Para rektor sepertinya masih setengah hati merespon pembatalan kenaikan UKT ini. Pasalnya, meski sepakat dengan keputusan tersebut, Forum Rektor Indonesia (FRI) masih berharap agar aturan UKT yang sudah ditetapkan untuk calon mahasiswa baru jalur seleksi nasional berbasis prestasi (SNBP) 2024 tidak ikut berubah. Kecuali, bagi yang keberatan dan mengajukan keringanan.

Sementara itu, Wakil Rektor I Unri Dr Maxasai Indra SH MH didampingi Staf Khusus Rektor/Warek Unri Ir Ridar Hendri MSi PhD mengatakan, pihaknya sudah menerima Surat Dirjen Diktiristek Nomor 0511/E/PR.07.04/2024 tanggal 27 Mei 2024. “Surat itu ditujukan untuk seluruh PTN dan PTNBH. Kami di Unri bergerak cepat dan segera menindaklanjutinya,” katanya kepada media, Selasa (28/8).

Sementara itu, Ketua Umum FRI M Nasih menilai, sebetulnya bagi calon mahasiswa baru yang mampu dan mau, penetapan UKT sebelumnya tak jadi masalah. Tapi, dengan catatan, tidak melampaui UKT tahun lalu. ”Menurut saya bisa tetap berlaku untuk yang mampu dan mau. Karena tetap ada 2 kemungkinan jika disesuaikan, yakni ke level lebih rendah atau ke level UKT lebih tinggi tahun lalu,” tuturnya.

Namun, Nasih kembali menekankan, bahwa pada prinsipnya, para rektor perguruan tinggi tidak ada masalah dengan kebijakan UKT tahun-tahun sebelumnya. Sehingga, ketika Permendikbudristek 2/2024 yang menjadi dasar dan pertimbangan UKT 2024 dicabut pun tak jadi soal.

Para Rektor pun disebutnya akan melaksanakan apa-apa saja yang menjadi keputusan pemerintah. ”Saya kira para Rektor akan melaksanakan apa-apa yang menjadi kebijakan Menteri. Tentu dengan membuat SK Rektor tentang UKT yang baru, yang bisa saja sama dengan UKT tahun-tahun sebelumnya,” tuturnya.

Khususnya pada PTNBH, UKT ditetapkan dengan SK Rektor. Maka pembatalannya pun mesti dengan SK Rektor. Dia pun menyebut, jika Universitas Airlangga ( Unair) yang dipimpinnya siap 100 persen menerapkan kebijakan tersebut.
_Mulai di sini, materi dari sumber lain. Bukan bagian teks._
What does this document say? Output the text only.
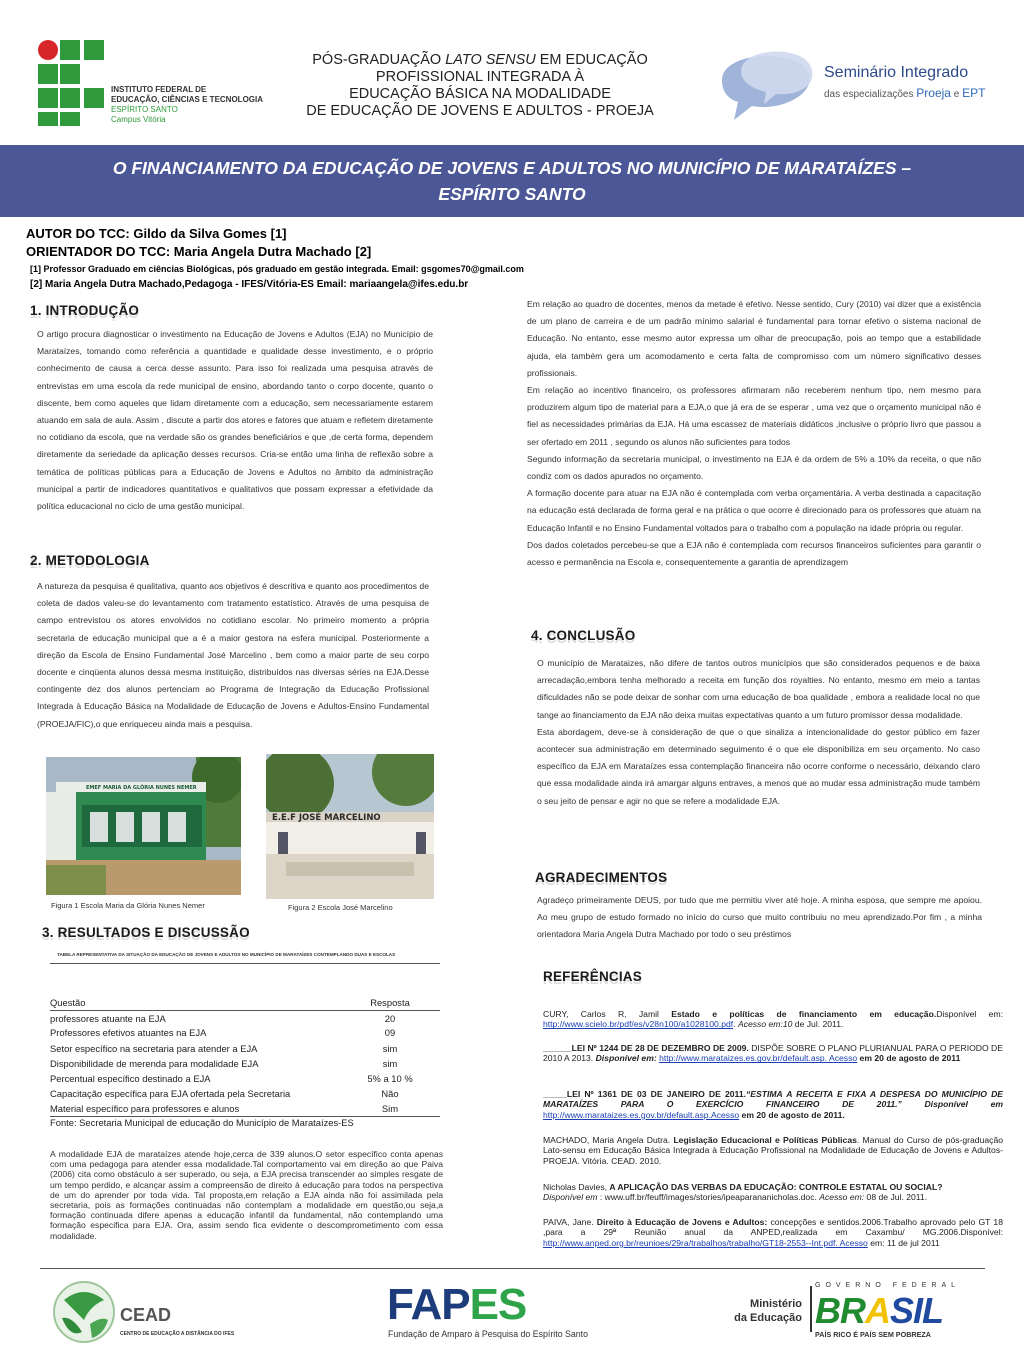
INSTITUTO FEDERAL DE
EDUCAÇÃO, CIÊNCIAS E TECNOLOGIA
ESPÍRITO SANTO
Campus Vitória
PÓS-GRADUAÇÃO LATO SENSU EM EDUCAÇÃO
PROFISSIONAL INTEGRADA À
EDUCAÇÃO BÁSICA NA MODALIDADE
DE EDUCAÇÃO DE JOVENS E ADULTOS - PROEJA
Seminário Integrado
das especializações Proeja e EPT
O FINANCIAMENTO DA EDUCAÇÃO DE JOVENS E ADULTOS NO MUNICÍPIO DE MARATAÍZES –
ESPÍRITO SANTO
AUTOR DO TCC: Gildo da Silva Gomes [1]
ORIENTADOR DO TCC: Maria Angela Dutra Machado [2]
[1] Professor Graduado em ciências Biológicas, pós graduado em gestão integrada. Email: gsgomes70@gmail.com
[2] Maria Angela Dutra Machado,Pedagoga - IFES/Vitória-ES Email: mariaangela@ifes.edu.br
1. INTRODUÇÃO
O artigo procura diagnosticar o investimento na Educação de Jovens e Adultos (EJA) no Município de Marataízes, tomando como referência a quantidade e qualidade desse investimento, e o próprio conhecimento de causa a cerca desse assunto. Para isso foi realizada uma pesquisa através de entrevistas em uma escola da rede municipal de ensino, abordando tanto o corpo docente, quanto o discente, bem como aqueles que lidam diretamente com a educação, sem necessariamente estarem atuando em sala de aula. Assim , discute a partir dos atores e fatores que atuam e refletem diretamente no cotidiano da escola, que na verdade são os grandes beneficiários e que ,de certa forma, dependem diretamente da seriedade da aplicação desses recursos. Cria-se então uma linha de reflexão sobre a temática de políticas públicas para a Educação de Jovens e Adultos no âmbito da administração municipal a partir de indicadores quantitativos e qualitativos que possam expressar a efetividade da política educacional no ciclo de uma gestão municipal.
2. METODOLOGIA
A natureza da pesquisa é qualitativa, quanto aos objetivos é descritiva e quanto aos procedimentos de coleta de dados valeu-se do levantamento com tratamento estatístico. Através de uma pesquisa de campo entrevistou os atores envolvidos no cotidiano escolar. No primeiro momento a própria secretaria de educação municipal que a é a maior gestora na esfera municipal. Posteriormente a direção da Escola de Ensino Fundamental José Marcelino , bem como a maior parte de seu corpo docente e cinqüenta alunos dessa mesma instituição, distribuídos nas diversas séries na EJA.Desse contingente dez dos alunos pertenciam ao Programa de Integração da Educação Profissional Integrada à Educação Básica na Modalidade de Educação de Jovens e Adultos-Ensino Fundamental (PROEJA/FIC),o que enriqueceu ainda mais a pesquisa.
EMEF MARIA DA GLÓRIA NUNES NEMER
Figura 1 Escola Maria da Glória Nunes Nemer
E.E.F JOSÉ MARCELINO
Figura 2 Escola José Marcelino
3. RESULTADOS E DISCUSSÃO
TABELA REPRESENTATIVA DA SITUAÇÃO DA EDUCAÇÃO DE JOVENS E ADULTOS NO MUNICÍPIO DE MARATAÍZES CONTEMPLANDO DUAS E ESCOLAS
Questão	Resposta
professores atuante na EJA	20
Professores efetivos atuantes na EJA	09
Setor específico na secretaria para atender a EJA	sim
Disponibilidade de merenda para modalidade EJA	sim
Percentual específico destinado a EJA	5% a 10 %
Capacitação específica para EJA ofertada pela Secretaria	Não
Material específico para professores e alunos	Sim
Fonte: Secretaria Municipal de educação do Município de Marataízes-ES
A modalidade EJA de marataízes atende hoje,cerca de 339 alunos.O setor específico conta apenas com uma pedagoga para atender essa modalidade.Tal comportamento vai em direção ao que Paiva (2006) cita como obstáculo a ser superado, ou seja, a EJA precisa transcender ao simples resgate de um tempo perdido, e alcançar assim a compreensão de direito à educação para todos na perspectiva de um do aprender por toda vida. Tal proposta,em relação a EJA ainda não foi assimilada pela secretaria, pois as formações continuadas não contemplam a modalidade em questão,ou seja,a formação continuada difere apenas a educação infantil da fundamental, não contemplando uma formação especifica para EJA. Ora, assim sendo fica evidente o descomprometimento com essa modalidade.

Em relação ao quadro de docentes, menos da metade é efetivo. Nesse sentido, Cury (2010) vai dizer que a existência de um plano de carreira e de um padrão mínimo salarial é fundamental para tornar efetivo o sistema nacional de Educação. No entanto, esse mesmo autor expressa um olhar de preocupação, pois ao tempo que a estabilidade ajuda, ela também gera um acomodamento e certa falta de compromisso com um número significativo desses profissionais.

Em relação ao incentivo financeiro, os professores afirmaram não receberem nenhum tipo, nem mesmo para produzirem algum tipo de material para a EJA,o que já era de se esperar , uma vez que o orçamento municipal não é fiel as necessidades primárias da EJA. Há uma escassez de materiais didáticos ,inclusive o próprio livro que passou a ser ofertado em 2011 , segundo os alunos não suficientes para todos

Segundo informação da secretaria municipal, o investimento na EJA é da ordem de 5% a 10% da receita, o que não condiz com os dados apurados no orçamento.

A formação docente para atuar na EJA não é contemplada com verba orçamentária. A verba destinada a capacitação na educação está declarada de forma geral e na prática o que ocorre é direcionado para os professores que atuam na Educação Infantil e no Ensino Fundamental voltados para o trabalho com a população na idade própria ou regular.

Dos dados coletados percebeu-se que a EJA não é contemplada com recursos financeiros suficientes para garantir o acesso e permanência na Escola e, consequentemente a garantia de aprendizagem

4. CONCLUSÃO

O município de Marataizes, não difere de tantos outros municípios que são considerados pequenos e de baixa arrecadação,embora tenha melhorado a receita em função dos royalties. No entanto, mesmo em meio a tantas dificuldades não se pode deixar de sonhar com uma educação de boa qualidade , embora a realidade local no que tange ao financiamento da EJA não deixa muitas expectativas quanto a um futuro promissor dessa modalidade.

Esta abordagem, deve-se à consideração de que o que sinaliza a intencionalidade do gestor público em fazer acontecer sua administração em determinado seguimento é o que ele disponibiliza em seu orçamento. No caso específico da EJA em Marataízes essa contemplação financeira não ocorre conforme o necessário, deixando claro que essa modalidade ainda irá amargar alguns entraves, a menos que ao mudar essa administração mude também o seu jeito de pensar e agir no que se refere a modalidade EJA.

AGRADECIMENTOS
Agradeço primeiramente DEUS, por tudo que me permitiu viver até hoje. A minha esposa, que sempre me apoiou. Ao meu grupo de estudo formado no início do curso que muito contribuiu no meu aprendizado.Por fim , a minha orientadora Maria Angela Dutra Machado por todo o seu préstimos
REFERÊNCIAS
CURY, Carlos R, Jamil Estado e políticas de financiamento em educação.Disponível em: http://www.scielo.br/pdf/es/v28n100/a1028100.pdf. Acesso em:10 de Jul. 2011.
______LEI Nº 1244 DE 28 DE DEZEMBRO DE 2009. DISPÕE SOBRE O PLANO PLURIANUAL PARA O PERIODO DE 2010 A 2013. Disponível em: http://www.marataizes.es.gov.br/default.asp. Acesso em 20 de agosto de 2011
_____LEI Nº 1361 DE 03 DE JANEIRO DE 2011.“ESTIMA A RECEITA E FIXA A DESPESA DO MUNICÍPIO DE MARATAÍZES PARA O EXERCÍCIO FINANCEIRO DE 2011.” Disponível em http://www.marataizes.es.gov.br/default.asp.Acesso em 20 de agosto de 2011.
MACHADO, Maria Angela Dutra. Legislação Educacional e Políticas Públicas. Manual do Curso de pós-graduação Lato-sensu em Educação Básica Integrada à Educação Profissional na Modalidade de Educação de Jovens e Adultos-PROEJA. Vitória. CEAD. 2010.
Nicholas Davies, A APLICAÇÃO DAS VERBAS DA EDUCAÇÃO: CONTROLE ESTATAL OU SOCIAL?
Disponível em : www.uff.br/feuff/images/stories/ipeaparananicholas.doc. Acesso em: 08 de Jul. 2011.
PAIVA, Jane. Direito à Educação de Jovens e Adultos: concepções e sentidos.2006.Trabalho aprovado pelo GT 18 ,para a 29ª Reunião anual da ANPED,realizada em Caxambu/ MG.2006.Disponível: http://www.anped.org.br/reunioes/29ra/trabalhos/trabalho/GT18-2553--Int.pdf. Acesso em: 11 de jul 2011
CEAD
CENTRO DE EDUCAÇÃO A DISTÂNCIA DO IFES
FAPES
Fundação de Amparo à Pesquisa do Espírito Santo
Ministério
da Educação
GOVERNO FEDERAL
BRASIL
PAÍS RICO É PAÍS SEM POBREZA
Sebab, tak ada kenaikan UKT di tempatnya. Meski, ada tambahan kelompok UKT di tahun ini. ”Tapi yang tertinggi tetap tidak berubah,” sebutnya.

Tambahan kelompok UKT tersebut,kata dia, dimaksudkan agar besaran angkanya bisa lebih landai dan tidak terlalu jauh beda penurunan maupun kenaikannya. Dia mencontohkan, bila berdasarkan perhitungan skor mahasiswa masuk UKT 7 di 2024 atau kelompok 5 di UKT 2023 tapi kurus maka dapat dimasukkan ke UKT 6 baru yang lebih rendah dari UKT 7.

”Di Unair ada SK Rektor yang selama ini digunakan untuk menyesuaikan UKT bila ada permintaan keringanan, keberatan atau yang lainnya.. Misal UKT 4, ada UKT 4a, 4b, 4c, pada tahun lalu,” paparnya.

Dihubungi terpisah, Rektor Institut Pertanian Bogor (IPB) Arif Satria mengaku sudah menindaklanjuti instruksi dalam surat Dirjen Diktiristek. Pihaknya pun sudah membahas secara internal terkait besaran UKT dan IPI terbaru yang akan diajukan kembali nanti. ”Sudah dibahas,” ujarnya.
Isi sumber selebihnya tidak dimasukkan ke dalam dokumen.